LRU is usually the safer bet for L1. It keeps the hot users in memory and naturally drops the ones you’re not seeing. FIFO is a bit too naïve – you could end up evicting someone who’s about to log in again. As for DB outages, you’re better off keeping a read‑only replica in the mix or at least a small in‑memory buffer that holds the last successful blob. If the primary goes down, serve the buffered copy and flag it as stale, then reconcile once you get back online. In short, LRU, a tiny “stale” cache, and a graceful degradation plan.

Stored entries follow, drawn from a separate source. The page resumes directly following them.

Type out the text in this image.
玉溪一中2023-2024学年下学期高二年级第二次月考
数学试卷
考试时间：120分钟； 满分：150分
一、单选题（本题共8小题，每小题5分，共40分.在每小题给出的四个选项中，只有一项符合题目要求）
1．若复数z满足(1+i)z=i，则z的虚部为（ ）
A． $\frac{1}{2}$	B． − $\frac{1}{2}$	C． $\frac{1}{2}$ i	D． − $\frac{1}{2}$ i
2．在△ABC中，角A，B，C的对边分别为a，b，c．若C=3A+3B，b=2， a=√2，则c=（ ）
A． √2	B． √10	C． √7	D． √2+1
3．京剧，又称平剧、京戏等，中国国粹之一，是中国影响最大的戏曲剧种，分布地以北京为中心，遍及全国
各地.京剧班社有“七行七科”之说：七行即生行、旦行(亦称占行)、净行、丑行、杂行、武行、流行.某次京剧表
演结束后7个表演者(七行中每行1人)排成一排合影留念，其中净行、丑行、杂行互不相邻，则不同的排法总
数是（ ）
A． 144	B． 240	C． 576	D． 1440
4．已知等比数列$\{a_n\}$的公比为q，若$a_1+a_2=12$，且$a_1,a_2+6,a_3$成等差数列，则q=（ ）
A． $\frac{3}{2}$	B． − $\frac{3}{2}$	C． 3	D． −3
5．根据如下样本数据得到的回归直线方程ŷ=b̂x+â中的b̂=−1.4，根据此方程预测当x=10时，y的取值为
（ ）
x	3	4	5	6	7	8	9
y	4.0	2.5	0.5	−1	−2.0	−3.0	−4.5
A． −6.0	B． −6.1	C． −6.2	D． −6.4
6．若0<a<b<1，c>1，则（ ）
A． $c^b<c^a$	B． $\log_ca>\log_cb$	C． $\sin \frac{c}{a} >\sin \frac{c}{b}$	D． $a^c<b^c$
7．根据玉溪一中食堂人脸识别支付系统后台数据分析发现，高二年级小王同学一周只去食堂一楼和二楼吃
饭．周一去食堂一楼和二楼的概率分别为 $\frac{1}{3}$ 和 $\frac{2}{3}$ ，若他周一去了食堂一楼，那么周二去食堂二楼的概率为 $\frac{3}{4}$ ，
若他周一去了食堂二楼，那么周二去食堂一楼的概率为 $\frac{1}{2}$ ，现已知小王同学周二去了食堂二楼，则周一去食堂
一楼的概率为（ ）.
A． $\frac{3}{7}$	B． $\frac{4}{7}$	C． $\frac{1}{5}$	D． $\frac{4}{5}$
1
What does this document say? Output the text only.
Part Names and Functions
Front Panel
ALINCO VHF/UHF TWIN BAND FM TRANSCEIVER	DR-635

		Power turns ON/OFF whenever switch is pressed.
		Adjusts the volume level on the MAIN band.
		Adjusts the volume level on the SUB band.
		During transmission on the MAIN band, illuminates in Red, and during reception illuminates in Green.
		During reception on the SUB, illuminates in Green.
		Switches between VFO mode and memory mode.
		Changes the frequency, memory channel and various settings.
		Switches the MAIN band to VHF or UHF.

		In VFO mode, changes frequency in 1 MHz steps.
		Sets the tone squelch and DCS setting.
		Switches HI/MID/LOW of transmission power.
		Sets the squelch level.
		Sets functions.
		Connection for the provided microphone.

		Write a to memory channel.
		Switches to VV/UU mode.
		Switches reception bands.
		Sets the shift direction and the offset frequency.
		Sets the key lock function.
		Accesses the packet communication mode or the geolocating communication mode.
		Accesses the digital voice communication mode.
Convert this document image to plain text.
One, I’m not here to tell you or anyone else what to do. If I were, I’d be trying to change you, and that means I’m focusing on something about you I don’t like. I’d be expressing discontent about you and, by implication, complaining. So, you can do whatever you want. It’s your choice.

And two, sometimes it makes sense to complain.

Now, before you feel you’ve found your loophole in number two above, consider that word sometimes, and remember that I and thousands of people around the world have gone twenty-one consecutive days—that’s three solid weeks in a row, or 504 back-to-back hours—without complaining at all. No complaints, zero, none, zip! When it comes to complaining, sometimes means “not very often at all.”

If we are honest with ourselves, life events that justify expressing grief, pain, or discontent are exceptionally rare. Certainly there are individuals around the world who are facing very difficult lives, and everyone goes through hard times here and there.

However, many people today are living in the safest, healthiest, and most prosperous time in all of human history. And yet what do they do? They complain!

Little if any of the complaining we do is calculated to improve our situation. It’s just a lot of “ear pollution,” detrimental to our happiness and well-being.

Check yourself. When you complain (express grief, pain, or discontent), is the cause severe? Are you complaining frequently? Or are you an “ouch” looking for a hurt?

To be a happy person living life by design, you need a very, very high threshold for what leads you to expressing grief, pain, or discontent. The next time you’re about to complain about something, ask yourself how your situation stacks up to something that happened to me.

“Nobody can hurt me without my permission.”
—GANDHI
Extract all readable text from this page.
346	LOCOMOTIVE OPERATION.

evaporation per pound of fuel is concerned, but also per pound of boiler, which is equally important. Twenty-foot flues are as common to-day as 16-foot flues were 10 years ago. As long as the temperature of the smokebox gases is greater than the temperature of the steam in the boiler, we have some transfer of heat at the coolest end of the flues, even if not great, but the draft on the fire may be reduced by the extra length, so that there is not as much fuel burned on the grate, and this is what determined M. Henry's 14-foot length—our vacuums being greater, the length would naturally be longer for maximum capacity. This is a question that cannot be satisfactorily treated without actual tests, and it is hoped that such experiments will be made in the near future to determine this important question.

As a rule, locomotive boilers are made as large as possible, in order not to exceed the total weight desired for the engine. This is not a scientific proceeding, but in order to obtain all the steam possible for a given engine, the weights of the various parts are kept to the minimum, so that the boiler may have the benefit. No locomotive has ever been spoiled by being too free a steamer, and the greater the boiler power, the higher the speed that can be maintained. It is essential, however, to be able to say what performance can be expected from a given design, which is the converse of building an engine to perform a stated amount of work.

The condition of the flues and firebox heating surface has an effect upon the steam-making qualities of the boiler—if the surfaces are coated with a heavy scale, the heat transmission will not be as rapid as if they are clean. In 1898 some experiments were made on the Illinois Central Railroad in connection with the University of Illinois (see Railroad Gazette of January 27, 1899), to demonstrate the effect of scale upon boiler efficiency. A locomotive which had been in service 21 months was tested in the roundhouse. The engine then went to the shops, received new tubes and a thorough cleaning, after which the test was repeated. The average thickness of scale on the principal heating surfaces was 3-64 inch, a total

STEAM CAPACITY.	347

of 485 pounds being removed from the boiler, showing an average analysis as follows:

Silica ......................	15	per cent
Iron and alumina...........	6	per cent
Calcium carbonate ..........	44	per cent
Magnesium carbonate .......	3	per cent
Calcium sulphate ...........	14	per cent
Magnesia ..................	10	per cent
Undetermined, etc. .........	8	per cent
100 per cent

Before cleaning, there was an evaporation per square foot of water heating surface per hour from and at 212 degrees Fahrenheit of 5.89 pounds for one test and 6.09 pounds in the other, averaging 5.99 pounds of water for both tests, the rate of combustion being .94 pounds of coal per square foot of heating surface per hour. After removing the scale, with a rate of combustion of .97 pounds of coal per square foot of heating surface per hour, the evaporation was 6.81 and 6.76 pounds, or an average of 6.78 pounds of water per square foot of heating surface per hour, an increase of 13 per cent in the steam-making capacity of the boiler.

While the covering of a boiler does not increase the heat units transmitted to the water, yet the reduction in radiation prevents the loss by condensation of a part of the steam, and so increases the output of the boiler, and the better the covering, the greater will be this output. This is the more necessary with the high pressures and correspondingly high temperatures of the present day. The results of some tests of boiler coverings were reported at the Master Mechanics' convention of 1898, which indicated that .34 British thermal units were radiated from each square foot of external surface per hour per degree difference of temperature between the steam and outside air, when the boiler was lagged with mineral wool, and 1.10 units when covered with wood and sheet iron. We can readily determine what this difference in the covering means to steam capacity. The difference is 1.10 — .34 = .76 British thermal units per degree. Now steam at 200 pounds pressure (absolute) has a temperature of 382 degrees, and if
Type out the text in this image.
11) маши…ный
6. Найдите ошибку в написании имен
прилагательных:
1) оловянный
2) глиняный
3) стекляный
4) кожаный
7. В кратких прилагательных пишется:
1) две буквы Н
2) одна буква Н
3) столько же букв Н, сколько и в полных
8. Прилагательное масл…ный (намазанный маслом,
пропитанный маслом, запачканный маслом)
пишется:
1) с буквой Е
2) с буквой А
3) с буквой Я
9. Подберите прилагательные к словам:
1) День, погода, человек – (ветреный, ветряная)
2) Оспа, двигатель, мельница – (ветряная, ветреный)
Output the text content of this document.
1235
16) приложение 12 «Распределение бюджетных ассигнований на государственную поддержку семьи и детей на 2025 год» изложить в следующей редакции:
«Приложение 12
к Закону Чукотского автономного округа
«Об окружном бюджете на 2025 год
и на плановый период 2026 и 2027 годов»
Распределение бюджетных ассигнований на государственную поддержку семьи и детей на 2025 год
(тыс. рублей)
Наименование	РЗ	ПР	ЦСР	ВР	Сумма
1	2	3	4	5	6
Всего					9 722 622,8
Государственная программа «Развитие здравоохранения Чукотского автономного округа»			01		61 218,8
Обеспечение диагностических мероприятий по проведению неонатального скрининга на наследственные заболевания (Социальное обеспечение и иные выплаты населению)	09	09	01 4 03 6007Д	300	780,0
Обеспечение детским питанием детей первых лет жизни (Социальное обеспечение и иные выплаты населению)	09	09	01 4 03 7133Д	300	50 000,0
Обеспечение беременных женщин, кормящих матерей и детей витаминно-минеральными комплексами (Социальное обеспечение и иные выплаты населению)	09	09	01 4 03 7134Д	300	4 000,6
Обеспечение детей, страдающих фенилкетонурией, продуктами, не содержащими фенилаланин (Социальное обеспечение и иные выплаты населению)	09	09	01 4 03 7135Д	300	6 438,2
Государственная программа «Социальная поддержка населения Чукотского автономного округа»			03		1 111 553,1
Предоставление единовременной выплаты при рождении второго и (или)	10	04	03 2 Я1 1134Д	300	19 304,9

Thanks, LRU it is. I’ll set up a small per‑node buffer for the last successful blob. If the DB is unreachable, the buffer will kick in. Will keep an “isStale” flag in the payload so the front‑end can decide whether to show a warning. One more thing: any idea how to test the single‑flight logic under load without a real cluster? Maybe a mock with a rate limiter?Just spin up a few worker threads that all request the same key at the same time. Mock the DB with a sleep, and log when each thread hits the DB versus reads the cache. If only one thread hits the DB and the rest wait, the single‑flight is working. Use a countdown latch or a simple barrier in your test framework to sync the start. That gives you a controlled, repeatable way to validate the lock logic.Run a quick unit test that launches, say, 20 goroutines or threads all asking for the same profile key at once. Add a small delay in the mock DB call so it’s noticeable. Log the timestamps of each DB hit. If only one hit appears in the log and the others hit the cache, the single‑flight works. It’s a lightweight way to confirm the lock logic before you spin up the whole cluster.
Sounds like you’ve got the basics nailed. Just make sure your barrier fires before any of the threads touch the cache, otherwise you’ll get a phantom race. And if the mock DB sleeps a bit longer than your latch releases, you’ll see a clear DB hit per thread—bad news. Keep the log timestamps precise; a few milliseconds can make the whole test look busted when it’s actually fine. When you run it, look for one distinct DB‑hit entry and a flood of cache hits right after. That’ll prove the single‑flight is doing its job. Happy testing.